Current Squid and related development projects
Xenion is working on a number of Squid-related projects to improve functionality, performance and reliability in today's environments.
Xenion is also developing packages for configuration, management, reporting and auditing which can be purchased seperately or as part of a support contract.
These projects are funded by a combination of support contracts and development contracts. Part proceeds of all support contracts are put toward public Squid development. For further information on the suite of Squid support contracts available please visit the Support Page.
Current Projects
Optimisation Work
Adrian Chadd is working on a number of improvements to Squid to reduce memory and CPU usage for most modern workloads.
Some of this work has made it into Squid-2.7 and Squid-2.8 providing a noticable improvement in general performance. The majority of ongoing improvements is going into the Lusca web proxy/cache project.
Please contact Xenion for more information.
Multi-CPU support
Xenion is also working on improving the Squid-2/Lusca codebase to be ready for fully using multiple CPU cores. This involves key structural changes to the codebase in preparation for further modularisation and code reorganisation which will make it easier to break separate parts of the codebase into threads and processes.
Xenion is actively seeking sponsorship in this area. Please contact Xenion if you're interested.
Squid Reporting
Xenion is building a suite of simple reporting tools to provide basic site and user reporting for the typical enterprise. Further information is available on the Squid reporting website.
Full transparent proxying support
Xenion is currently working on integrating various transparent interception methods into Lusca, a fork of the Squid-2 codebase.

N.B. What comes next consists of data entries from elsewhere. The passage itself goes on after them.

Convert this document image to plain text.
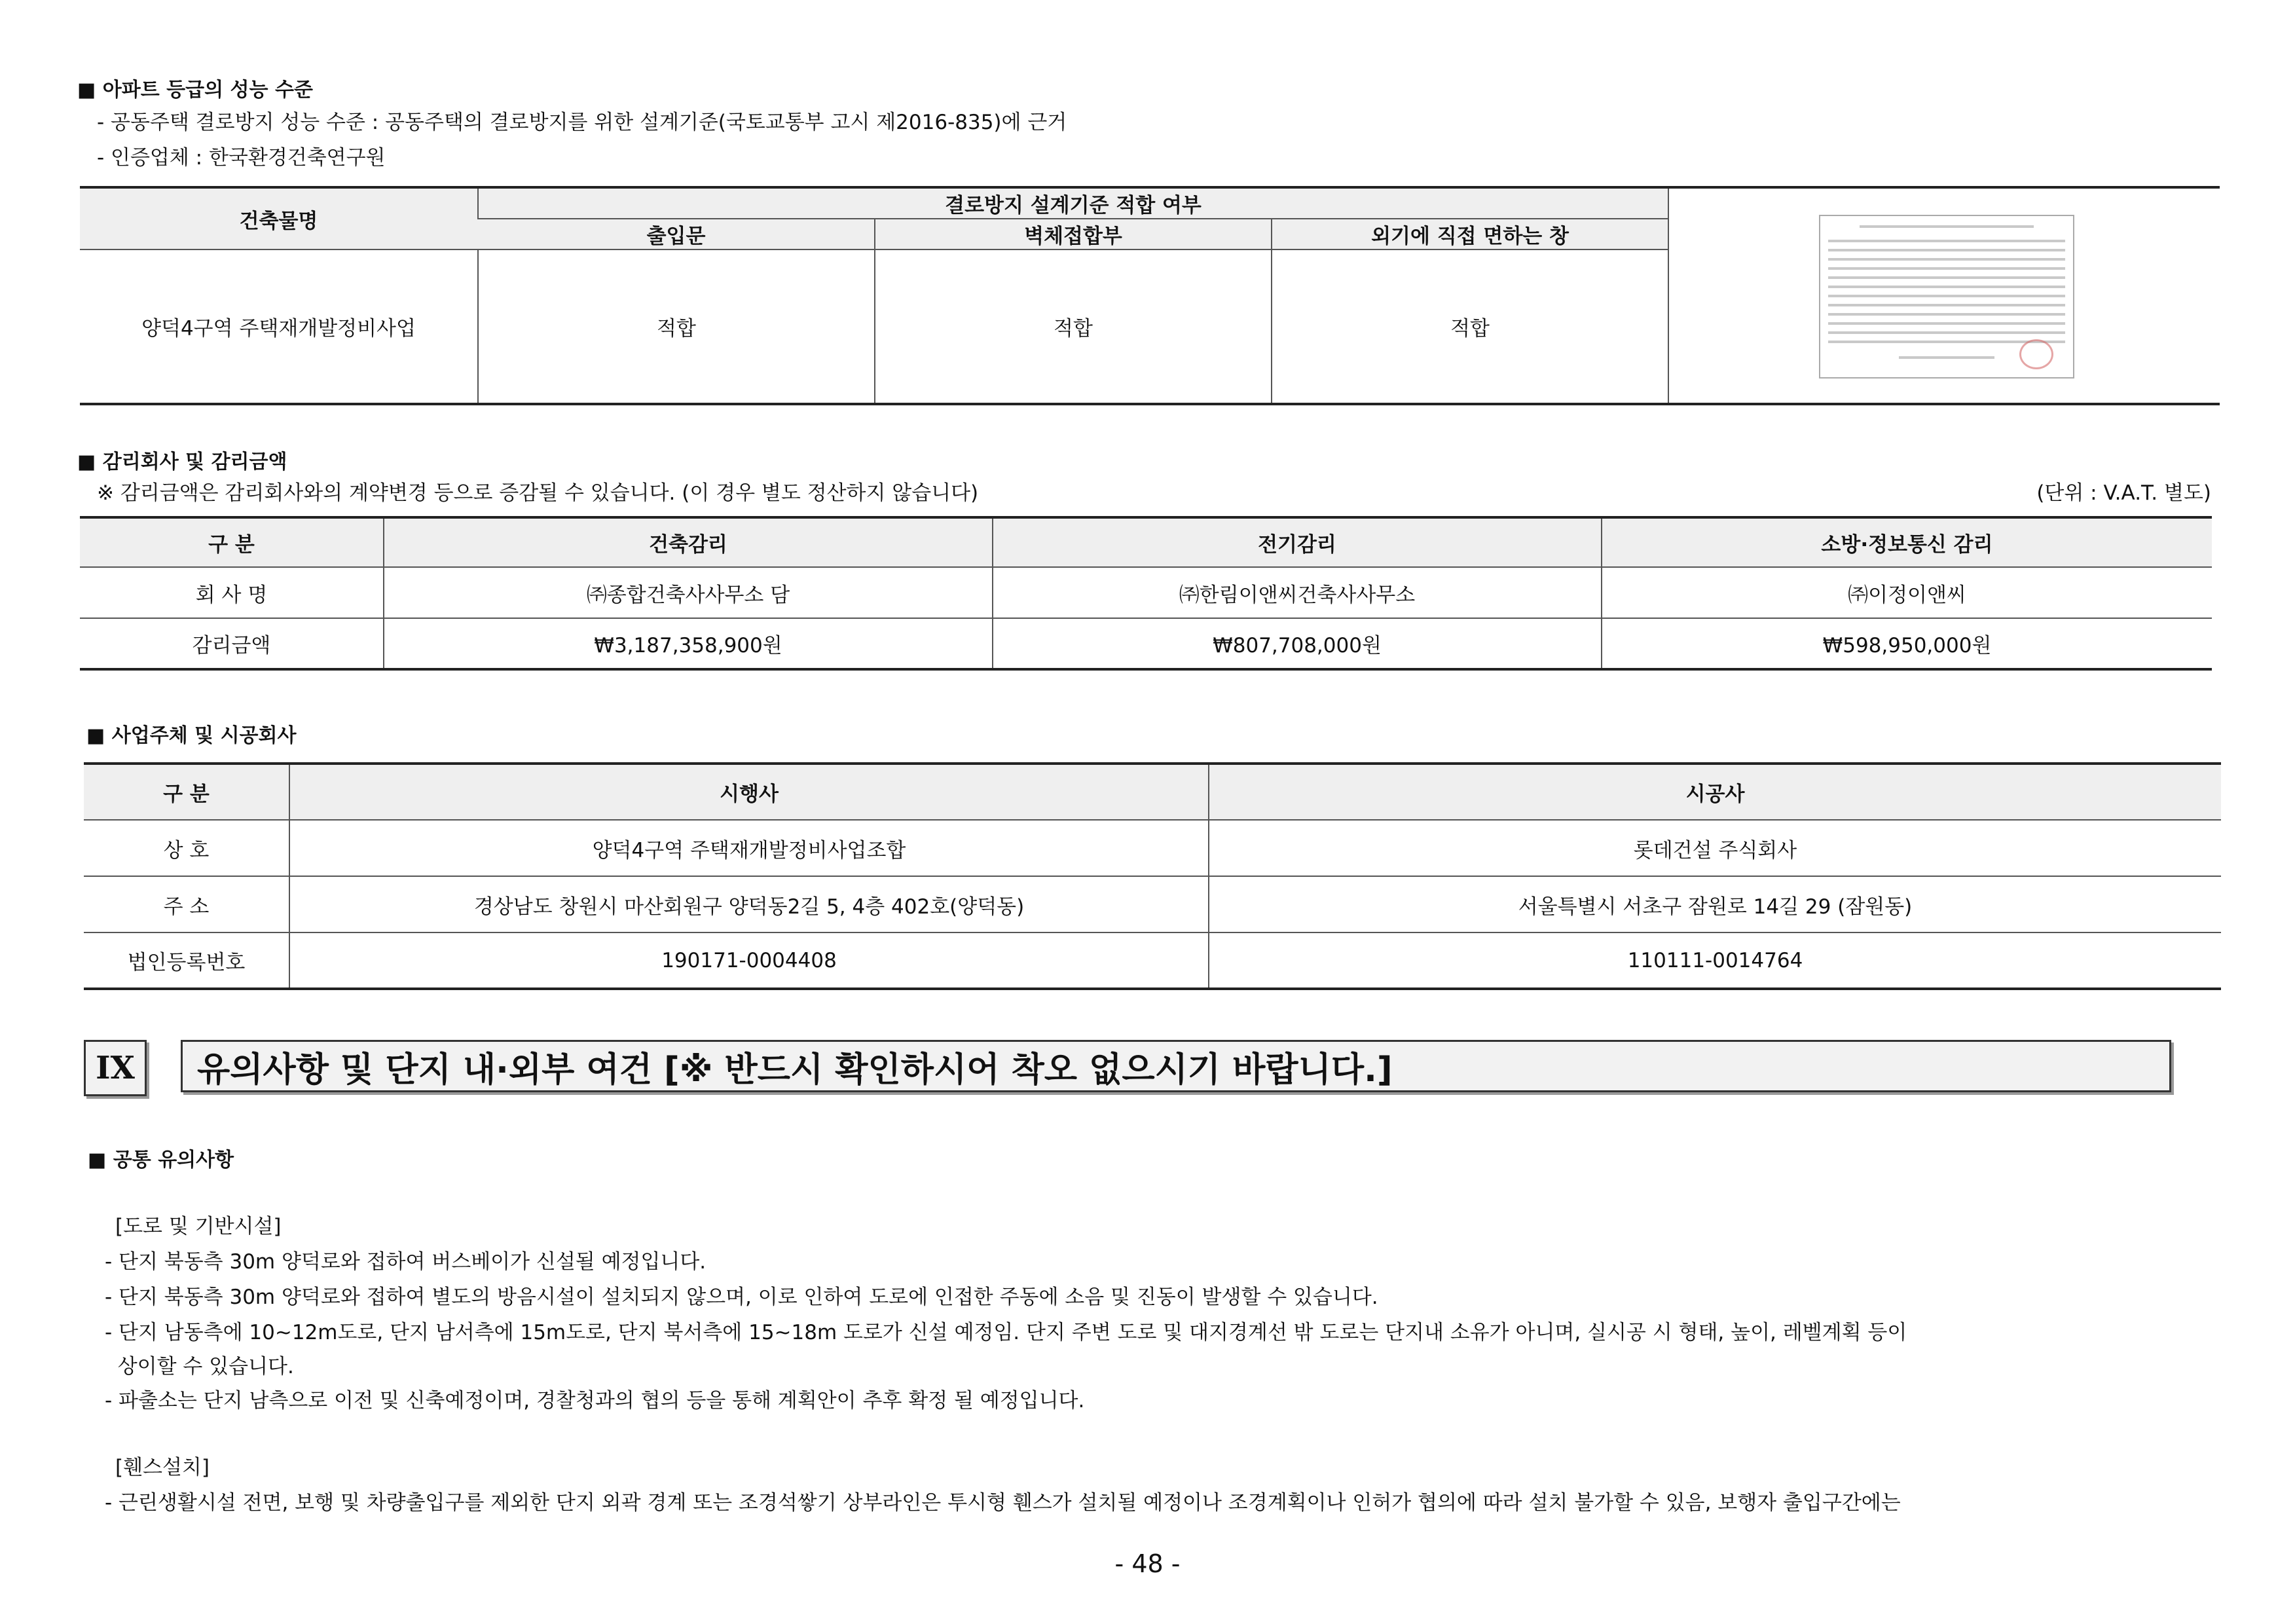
■ 아파트 등급의 성능 수준
- 공동주택 결로방지 성능 수준 : 공동주택의 결로방지를 위한 설계기준(국토교통부 고시 제2016-835)에 근거
- 인증업체 : 한국환경건축연구원
건축물명	결로방지 설계기준 적합 여부			
	출입문	벽체접합부	외기에 직접 면하는 창	
양덕4구역 주택재개발정비사업	적합	적합	적합	
■ 감리회사 및 감리금액
※ 감리금액은 감리회사와의 계약변경 등으로 증감될 수 있습니다. (이 경우 별도 정산하지 않습니다)	(단위 : V.A.T. 별도)
구 분	건축감리	전기감리	소방·정보통신 감리
회 사 명	㈜종합건축사사무소 담	㈜한림이앤씨건축사사무소	㈜이정이앤씨
감리금액	₩3,187,358,900원	₩807,708,000원	₩598,950,000원
■ 사업주체 및 시공회사
구 분	시행사	시공사
상 호	양덕4구역 주택재개발정비사업조합	롯데건설 주식회사
주 소	경상남도 창원시 마산회원구 양덕동2길 5, 4층 402호(양덕동)	서울특별시 서초구 잠원로 14길 29 (잠원동)
법인등록번호	190171-0004408	110111-0014764
IX	유의사항 및 단지 내·외부 여건 [※ 반드시 확인하시어 착오 없으시기 바랍니다.]
■ 공통 유의사항
[도로 및 기반시설]
- 단지 북동측 30m 양덕로와 접하여 버스베이가 신설될 예정입니다.
- 단지 북동측 30m 양덕로와 접하여 별도의 방음시설이 설치되지 않으며, 이로 인하여 도로에 인접한 주동에 소음 및 진동이 발생할 수 있습니다.
- 단지 남동측에 10~12m도로, 단지 남서측에 15m도로, 단지 북서측에 15~18m 도로가 신설 예정임. 단지 주변 도로 및 대지경계선 밖 도로는 단지내 소유가 아니며, 실시공 시 형태, 높이, 레벨계획 등이
상이할 수 있습니다.
- 파출소는 단지 남측으로 이전 및 신축예정이며, 경찰청과의 협의 등을 통해 계획안이 추후 확정 될 예정입니다.
[휀스설치]
- 근린생활시설 전면, 보행 및 차량출입구를 제외한 단지 외곽 경계 또는 조경석쌓기 상부라인은 투시형 휀스가 설치될 예정이나 조경계획이나 인허가 협의에 따라 설치 불가할 수 있음, 보행자 출입구간에는
- 48 -
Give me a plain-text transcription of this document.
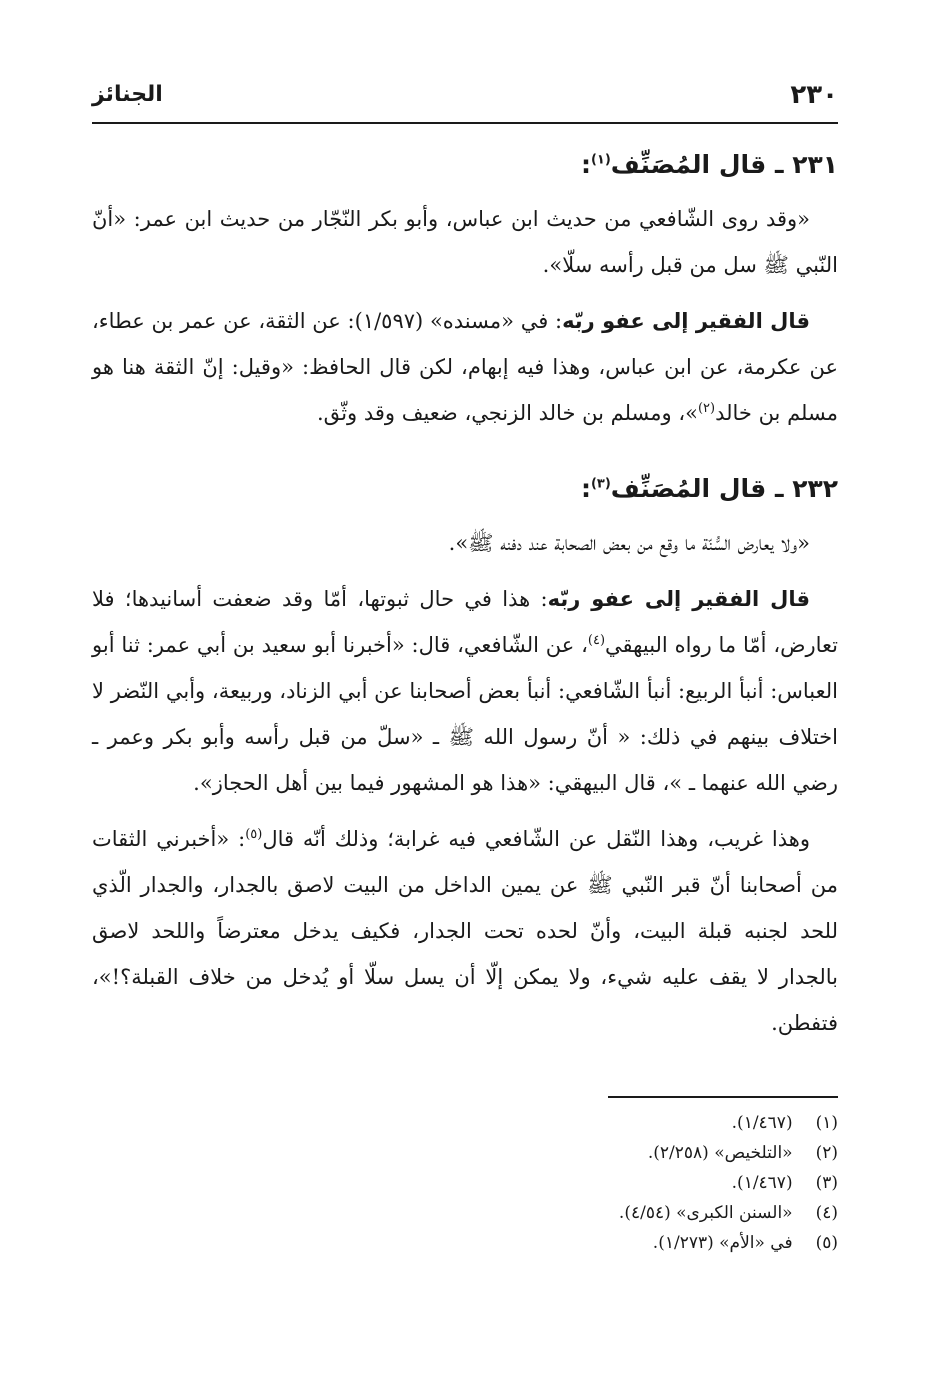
٢٣٠
الجنائز
٢٣١ ـ قال المُصَنِّف$^{(١)}$:

«وقد روى الشّافعي من حديث ابن عباس، وأبو بكر النّجّار من حديث ابن عمر: «أنّ النّبي ﷺ سل من قبل رأسه سلّا».

قال الفقير إلى عفو ربّه: في «مسنده» (١/٥٩٧): عن الثقة، عن عمر بن عطاء، عن عكرمة، عن ابن عباس، وهذا فيه إبهام، لكن قال الحافظ: «وقيل: إنّ الثقة هنا هو مسلم بن خالد$^{(٢)}$»، ومسلم بن خالد الزنجي، ضعيف وقد وثّق.

٢٣٢ ـ قال المُصَنِّف$^{(٣)}$:

«ولا يعارض السُّنّة ما وقع من بعض الصحابة عند دفنه ﷺ».

قال الفقير إلى عفو ربّه: هذا في حال ثبوتها، أمّا وقد ضعفت أسانيدها؛ فلا تعارض، أمّا ما رواه البيهقي$^{(٤)}$، عن الشّافعي، قال: «أخبرنا أبو سعيد بن أبي عمر: ثنا أبو العباس: أنبأ الربيع: أنبأ الشّافعي: أنبأ بعض أصحابنا عن أبي الزناد، وربيعة، وأبي النّضر لا اختلاف بينهم في ذلك: « أنّ رسول الله ﷺ ـ «سلّ من قبل رأسه وأبو بكر وعمر ـ رضي الله عنهما ـ »، قال البيهقي: «هذا هو المشهور فيما بين أهل الحجاز».

وهذا غريب، وهذا النّقل عن الشّافعي فيه غرابة؛ وذلك أنّه قال$^{(٥)}$: «أخبرني الثقات من أصحابنا أنّ قبر النّبي ﷺ عن يمين الداخل من البيت لاصق بالجدار، والجدار الّذي للحد لجنبه قبلة البيت، وأنّ لحده تحت الجدار، فكيف يدخل معترضاً واللحد لاصق بالجدار لا يقف عليه شيء، ولا يمكن إلّا أن يسل سلّا أو يُدخل من خلاف القبلة؟!»، فتفطن.

(١) (١/٤٦٧).
(٢) «التلخيص» (٢/٢٥٨).
(٣) (١/٤٦٧).
(٤) «السنن الكبرى» (٤/٥٤).
(٥) في «الأم» (١/٢٧٣).
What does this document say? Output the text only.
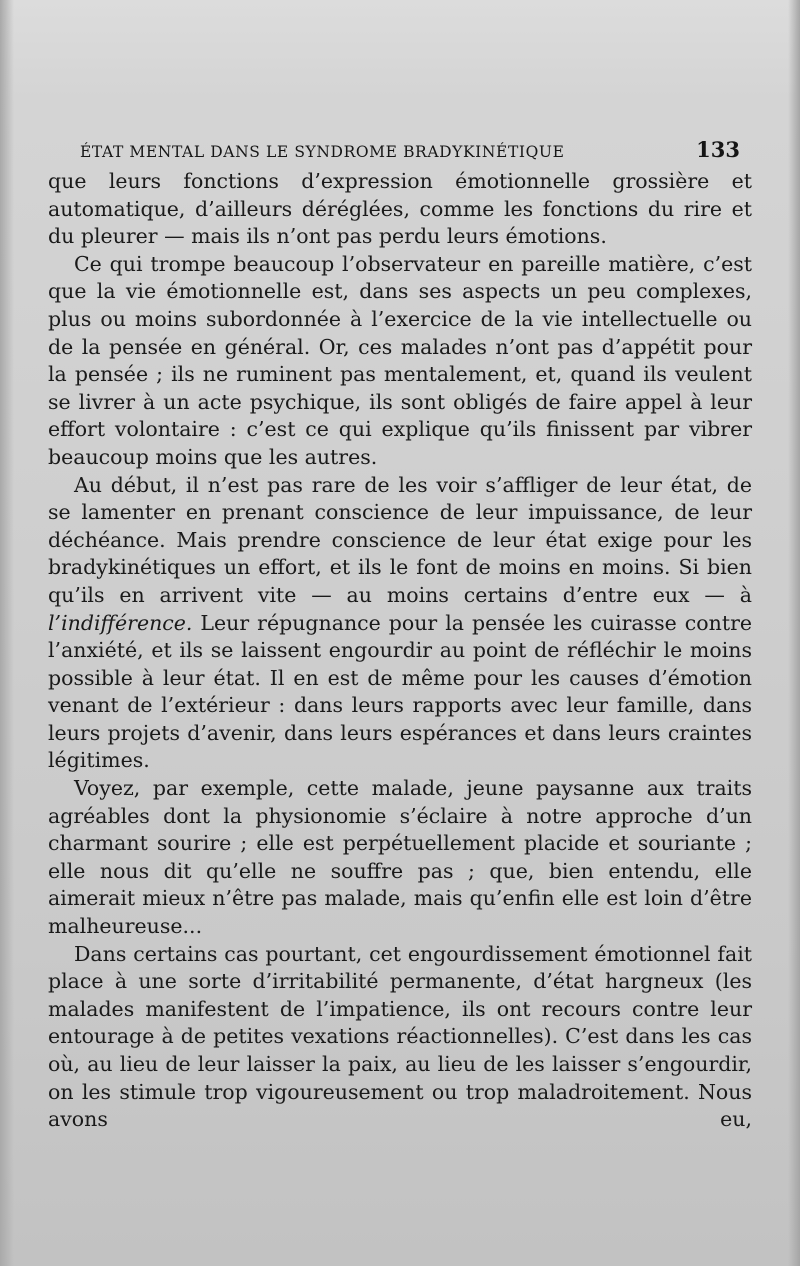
ÉTAT MENTAL DANS LE SYNDROME BRADYKINÉTIQUE	133

que leurs fonctions d’expression émotionnelle grossière et automatique, d’ailleurs déréglées, comme les fonctions du rire et du pleurer — mais ils n’ont pas perdu leurs émotions.

Ce qui trompe beaucoup l’observateur en pareille matière, c’est que la vie émotionnelle est, dans ses aspects un peu complexes, plus ou moins subordonnée à l’exercice de la vie intellectuelle ou de la pensée en général. Or, ces malades n’ont pas d’appétit pour la pensée ; ils ne ruminent pas mentalement, et, quand ils veulent se livrer à un acte psychique, ils sont obligés de faire appel à leur effort volontaire : c’est ce qui explique qu’ils finissent par vibrer beaucoup moins que les autres.

Au début, il n’est pas rare de les voir s’affliger de leur état, de se lamenter en prenant conscience de leur impuissance, de leur déchéance. Mais prendre conscience de leur état exige pour les bradykinétiques un effort, et ils le font de moins en moins. Si bien qu’ils en arrivent vite — au moins certains d’entre eux — à l’indifférence. Leur répugnance pour la pensée les cuirasse contre l’anxiété, et ils se laissent engourdir au point de réfléchir le moins possible à leur état. Il en est de même pour les causes d’émotion venant de l’extérieur : dans leurs rapports avec leur famille, dans leurs projets d’avenir, dans leurs espérances et dans leurs craintes légitimes.

Voyez, par exemple, cette malade, jeune paysanne aux traits agréables dont la physionomie s’éclaire à notre approche d’un charmant sourire ; elle est perpétuellement placide et souriante ; elle nous dit qu’elle ne souffre pas ; que, bien entendu, elle aimerait mieux n’être pas malade, mais qu’enfin elle est loin d’être malheureuse...

Dans certains cas pourtant, cet engourdissement émotionnel fait place à une sorte d’irritabilité permanente, d’état hargneux (les malades manifestent de l’impatience, ils ont recours contre leur entourage à de petites vexations réactionnelles). C’est dans les cas où, au lieu de leur laisser la paix, au lieu de les laisser s’engourdir, on les stimule trop vigoureusement ou trop maladroitement. Nous avons eu,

These include support for Linux TPROXY2 and TPROXY4; FreeBSD's full interception proxying support and soon NetBSD/OpenBSD.
The support will include changes to the code to correctly handle corner cases - including pass-through for non-HTTP methods and connections to hosts which are only available in client-side private DNS. Further changes to WCCPv2 interception and management may also be included.
Lastly, the interception logic, configuration and management will be completely documented so users and developers alike can easily understand how to both configure it and harness it in their own projects.
Part of this work (FreeBSD-side interception and TPROXY cleanup) is being sponsored by Magic Island Technology.